What are the legal system differences between Italy and United States?

Italy and the United States, despite their shared commitment to the rule of law and protecting citizens’ rights, exhibit distinct legal systems and laws. These variances encompass areas such as criminal law, civil law, commercial law, and constitutional law, resulting in unique legal frameworks in each country.

Italy employs a civil law system, grounded in a comprehensive set of written laws and codes. Influenced by Roman law and the Napoleonic Code, this system emphasizes a systematic and codified approach to law-making. Conversely, the United States follows a common law system, predominantly based on judicial decisions and legal precedents. Evolving from English common law, this system prioritizes judicial decisions, offering flexibility but less predictability compared to Italy’s approach.

Constitutional Differences: Codified Constitution in Italy vs. Written Constitution in the United States

Moreover, the constitutional frameworks of Italy and the U.S. differ significantly. Italy’s constitution, being codified, serves as the supreme law and establishes a clear framework for legal principles. In contrast, the U.S. Constitution, though written, focuses more on the separation of powers, distributing authority between federal and state governments. This distribution is further influenced by legal precedents set by past court cases, shaping the interpretation of constitutional principles.

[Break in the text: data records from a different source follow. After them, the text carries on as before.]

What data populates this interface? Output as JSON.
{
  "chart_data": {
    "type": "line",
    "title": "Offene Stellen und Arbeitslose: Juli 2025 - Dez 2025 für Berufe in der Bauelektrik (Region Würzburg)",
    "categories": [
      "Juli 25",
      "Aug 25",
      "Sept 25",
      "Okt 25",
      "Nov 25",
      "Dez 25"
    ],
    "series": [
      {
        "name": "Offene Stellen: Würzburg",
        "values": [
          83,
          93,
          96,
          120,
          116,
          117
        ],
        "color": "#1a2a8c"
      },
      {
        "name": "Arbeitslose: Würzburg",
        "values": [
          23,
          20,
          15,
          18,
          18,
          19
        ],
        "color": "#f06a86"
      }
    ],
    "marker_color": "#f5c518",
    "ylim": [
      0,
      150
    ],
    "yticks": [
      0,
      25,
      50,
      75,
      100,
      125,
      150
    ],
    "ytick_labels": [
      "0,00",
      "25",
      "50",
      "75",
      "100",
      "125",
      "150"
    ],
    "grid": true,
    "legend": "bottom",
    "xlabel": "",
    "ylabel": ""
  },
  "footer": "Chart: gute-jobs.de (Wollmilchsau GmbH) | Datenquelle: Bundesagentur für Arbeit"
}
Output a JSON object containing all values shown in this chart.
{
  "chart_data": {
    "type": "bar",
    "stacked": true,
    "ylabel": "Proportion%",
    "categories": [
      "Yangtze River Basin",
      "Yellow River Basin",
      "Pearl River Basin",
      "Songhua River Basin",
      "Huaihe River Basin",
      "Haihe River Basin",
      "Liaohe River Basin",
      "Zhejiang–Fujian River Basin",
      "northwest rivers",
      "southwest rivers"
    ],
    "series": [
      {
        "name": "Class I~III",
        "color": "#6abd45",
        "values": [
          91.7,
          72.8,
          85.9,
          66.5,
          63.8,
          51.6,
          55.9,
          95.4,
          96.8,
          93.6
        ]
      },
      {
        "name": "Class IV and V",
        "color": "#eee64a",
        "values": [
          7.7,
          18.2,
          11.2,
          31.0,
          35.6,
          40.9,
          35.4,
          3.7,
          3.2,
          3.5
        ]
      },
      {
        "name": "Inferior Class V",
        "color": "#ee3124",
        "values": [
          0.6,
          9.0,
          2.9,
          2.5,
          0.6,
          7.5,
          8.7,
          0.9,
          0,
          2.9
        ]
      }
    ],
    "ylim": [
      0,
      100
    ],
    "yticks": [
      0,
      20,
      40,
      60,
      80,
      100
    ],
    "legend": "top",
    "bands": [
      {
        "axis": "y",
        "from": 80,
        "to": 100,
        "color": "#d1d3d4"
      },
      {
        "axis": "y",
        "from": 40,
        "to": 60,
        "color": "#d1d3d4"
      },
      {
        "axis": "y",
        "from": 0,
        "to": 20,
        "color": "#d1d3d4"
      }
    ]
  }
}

Regarding governmental structures, Italy operates under a unitary system, granting complete authority to the central government over legal and administrative matters. In contrast, the United States adopts a federal system where power is shared between the central government and individual states, each having its own set of laws and judicial systems.

Practical Implications and International Influence

These foundational differences have practical implications. For instance, in commercial law, an Italian company might strictly follow specific written regulations for contract enforcement, while an American company could lean on previous court decisions. Similarly, in civil rights cases, Italian courts might adhere closely to codified laws, whereas U.S. courts could interpret laws through the prism of constitutional principles and past rulings.

The historical development of these legal systems also offers insightful contrasts. Italy’s legal tradition, characterized by its codified and systematic nature, stands in stark contrast to the precedent-driven, interpretative nature of U.S. law. Additionally, these differences extend their influence to international legal relations, with each country applying its unique legal approach to international treaties and trade agreements, thus affecting multinational legal disputes.


In summary, while the legal systems of Italy and the United States exhibit significant differences in their approach to law-making and governmental structures, both are steadfast in their commitment to the rule of law and the protection of individual rights. These distinctions are crucial not only for understanding domestic legal procedures but also for their pivotal role in international legal interactions.